L'article L. 157 du code électoral. est remplacé par les dispositions suivantes :
« Les déclarations de candidature doivent être déposées, en double exemplaire, à la préfecture au plus tard vingt et un jours avant celui de l'ouverture du scrutin.
« Au plus tard quinze jours avant l'ouverture du scrutin doivent être déposées auprès du ministre de l'Intérieur les listes nationales constituées pour l'application de l'article L. 126-2. Ces listes sont signées des candidats et dressées dans l'ordre établi par eux. Elles ne peuvent comprendre moins de cent candidats ayant la qualité d'électeur dans au moins trente départements.
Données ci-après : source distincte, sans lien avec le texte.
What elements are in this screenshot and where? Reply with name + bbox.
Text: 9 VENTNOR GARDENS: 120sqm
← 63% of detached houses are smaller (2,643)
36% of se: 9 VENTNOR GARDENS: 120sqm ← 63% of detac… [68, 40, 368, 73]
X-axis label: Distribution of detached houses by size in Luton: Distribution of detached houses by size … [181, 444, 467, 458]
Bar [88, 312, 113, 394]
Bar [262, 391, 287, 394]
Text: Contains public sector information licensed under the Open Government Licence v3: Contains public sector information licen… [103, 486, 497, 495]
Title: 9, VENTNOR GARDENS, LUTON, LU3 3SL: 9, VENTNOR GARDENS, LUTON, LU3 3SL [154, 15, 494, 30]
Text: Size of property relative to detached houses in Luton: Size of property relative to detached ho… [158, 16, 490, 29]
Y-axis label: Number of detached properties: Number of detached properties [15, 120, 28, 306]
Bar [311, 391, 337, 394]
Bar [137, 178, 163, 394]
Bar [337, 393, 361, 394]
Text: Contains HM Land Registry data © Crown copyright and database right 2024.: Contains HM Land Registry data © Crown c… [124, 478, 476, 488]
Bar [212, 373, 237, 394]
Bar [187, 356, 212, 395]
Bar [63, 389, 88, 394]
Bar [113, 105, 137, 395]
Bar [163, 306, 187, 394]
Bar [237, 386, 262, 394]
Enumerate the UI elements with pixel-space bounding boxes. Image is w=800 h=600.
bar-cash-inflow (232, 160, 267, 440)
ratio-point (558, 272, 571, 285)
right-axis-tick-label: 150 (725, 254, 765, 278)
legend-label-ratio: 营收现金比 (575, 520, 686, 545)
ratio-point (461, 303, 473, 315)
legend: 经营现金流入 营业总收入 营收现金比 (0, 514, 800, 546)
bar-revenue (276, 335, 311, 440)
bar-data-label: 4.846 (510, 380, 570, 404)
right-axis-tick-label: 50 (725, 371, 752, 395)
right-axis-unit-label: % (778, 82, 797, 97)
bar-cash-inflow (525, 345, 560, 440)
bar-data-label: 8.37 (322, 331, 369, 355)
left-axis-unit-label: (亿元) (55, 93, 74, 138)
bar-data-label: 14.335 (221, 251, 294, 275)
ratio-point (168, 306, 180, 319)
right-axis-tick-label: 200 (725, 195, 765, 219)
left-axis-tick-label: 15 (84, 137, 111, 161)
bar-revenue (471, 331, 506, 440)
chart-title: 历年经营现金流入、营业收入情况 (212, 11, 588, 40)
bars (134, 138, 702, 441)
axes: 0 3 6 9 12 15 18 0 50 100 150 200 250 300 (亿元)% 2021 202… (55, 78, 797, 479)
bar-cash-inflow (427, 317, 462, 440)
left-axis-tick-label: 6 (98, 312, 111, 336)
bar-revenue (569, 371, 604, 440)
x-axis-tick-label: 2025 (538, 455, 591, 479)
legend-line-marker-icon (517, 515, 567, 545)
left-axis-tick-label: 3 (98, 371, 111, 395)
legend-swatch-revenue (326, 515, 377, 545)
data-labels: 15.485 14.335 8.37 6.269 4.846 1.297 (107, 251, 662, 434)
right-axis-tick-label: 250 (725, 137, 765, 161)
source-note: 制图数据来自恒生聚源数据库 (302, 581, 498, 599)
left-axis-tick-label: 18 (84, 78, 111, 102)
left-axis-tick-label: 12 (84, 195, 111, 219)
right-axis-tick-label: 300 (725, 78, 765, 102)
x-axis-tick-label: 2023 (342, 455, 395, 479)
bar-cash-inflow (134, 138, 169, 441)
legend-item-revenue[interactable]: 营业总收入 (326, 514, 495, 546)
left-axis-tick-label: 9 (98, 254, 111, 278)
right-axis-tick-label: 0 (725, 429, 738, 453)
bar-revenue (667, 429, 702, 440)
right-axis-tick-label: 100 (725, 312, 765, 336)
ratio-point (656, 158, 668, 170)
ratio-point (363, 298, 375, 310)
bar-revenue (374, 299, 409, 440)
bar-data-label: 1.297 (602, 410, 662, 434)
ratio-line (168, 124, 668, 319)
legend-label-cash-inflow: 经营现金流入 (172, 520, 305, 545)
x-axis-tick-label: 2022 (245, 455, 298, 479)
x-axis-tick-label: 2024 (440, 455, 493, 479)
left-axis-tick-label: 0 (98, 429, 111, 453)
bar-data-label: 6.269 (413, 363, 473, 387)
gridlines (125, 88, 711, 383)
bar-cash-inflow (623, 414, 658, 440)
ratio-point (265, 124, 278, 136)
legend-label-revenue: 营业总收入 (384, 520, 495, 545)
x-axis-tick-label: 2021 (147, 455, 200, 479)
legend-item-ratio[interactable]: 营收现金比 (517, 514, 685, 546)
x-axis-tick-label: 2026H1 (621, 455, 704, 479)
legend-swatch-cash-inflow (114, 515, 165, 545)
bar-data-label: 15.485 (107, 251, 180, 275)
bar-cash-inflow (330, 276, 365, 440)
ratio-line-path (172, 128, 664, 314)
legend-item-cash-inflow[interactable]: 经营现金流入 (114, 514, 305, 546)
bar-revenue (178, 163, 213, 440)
Elles peuvent intégrer des personnes qui n'ont pas déclaré leur candidature en application du premier alinéa ci-dessus. Elles désignent un mandataire commun.
« Il est donné aux déposants un reçu provisoire de déclaration. »

Article 5

Après le premier alinéa de l'article L. 158 du code électoral, il est inséré un alinéa ainsi rédigé :
« Dans le cas où une liste nationale constituée en application du deuxième alinéa de l'article L. 157 comporte des personnes qui n'ont pas déclaré leur candidature en application du premier alinéa du même article, le candidat tête de liste doit verser pour chacune d'entre elles un cautionnement de 1 000 F à la Caisse des dépôts et consignations. »

Article 6

La première phrase de l'article L. 159 du code électoral est ainsi rédigée :
« Si une déclaration de candidature ou le dépôt d'une liste nationale constituée en application du deuxième alinéa de l'article L. 157 ne remplit pas les conditions prévues aux articles précédents, le préfet ou le ministre de l'Intérieur saisit dans les vingt-quatre heures le tribunal administratif qui statue dans les trois jours. »

Article 7

Le premier alinéa de l'article L. 161 du code électoral est ainsi rédigé :
« Un récépissé définitif est délivré dans les quatre jours du dépôt de la déclaration de candidature ou du dépôt de la liste nationale constituée en application du deuxième alinéa de l'article L. 157 sur présentation du récépissé de versement du cautionnement, délivré par le trésorier-payeur général ou la Caisse des dépôts et consignations. »

Article 8

Après l'article L. 163 du code électoral, sont insérés deux articles L. 163-1 et L. 163-2 ainsi rédigés :
« Art. L. 163-1. - Le retrait d'une liste nationale constituée en application du deuxième alinéa de l'article L. 157 prend la forme d'une déclaration signée du candidat tête de liste et contresignée par la majorité des membres de la liste.
« Le retrait individuel d'un candidat inscrit sur une liste nationale n'est pas autorisé.
« Art. L. 163-2. - En cas de décès d'un candidat figurant sur une liste nationale postérieurement à l'expiration du délai prévu au deuxième alinéa de l'article L. 157, il est procédé à la mise à jour de la liste par le dépôt auprès du ministre de l'Intérieur, en double exemplaire, dans les trois jours suivant le décès, d'une déclaration complémentaire signée du candidat tête de liste et d'un candidat nouveau appelé à compléter la liste au dernier rang.
« Toutefois, par dérogation aux dispositions de l'alinéa précédent, demeurent valables sans modification les listes portant le nom d'un candidat décédé postérieurement au huitième jour précédant le scrutin. »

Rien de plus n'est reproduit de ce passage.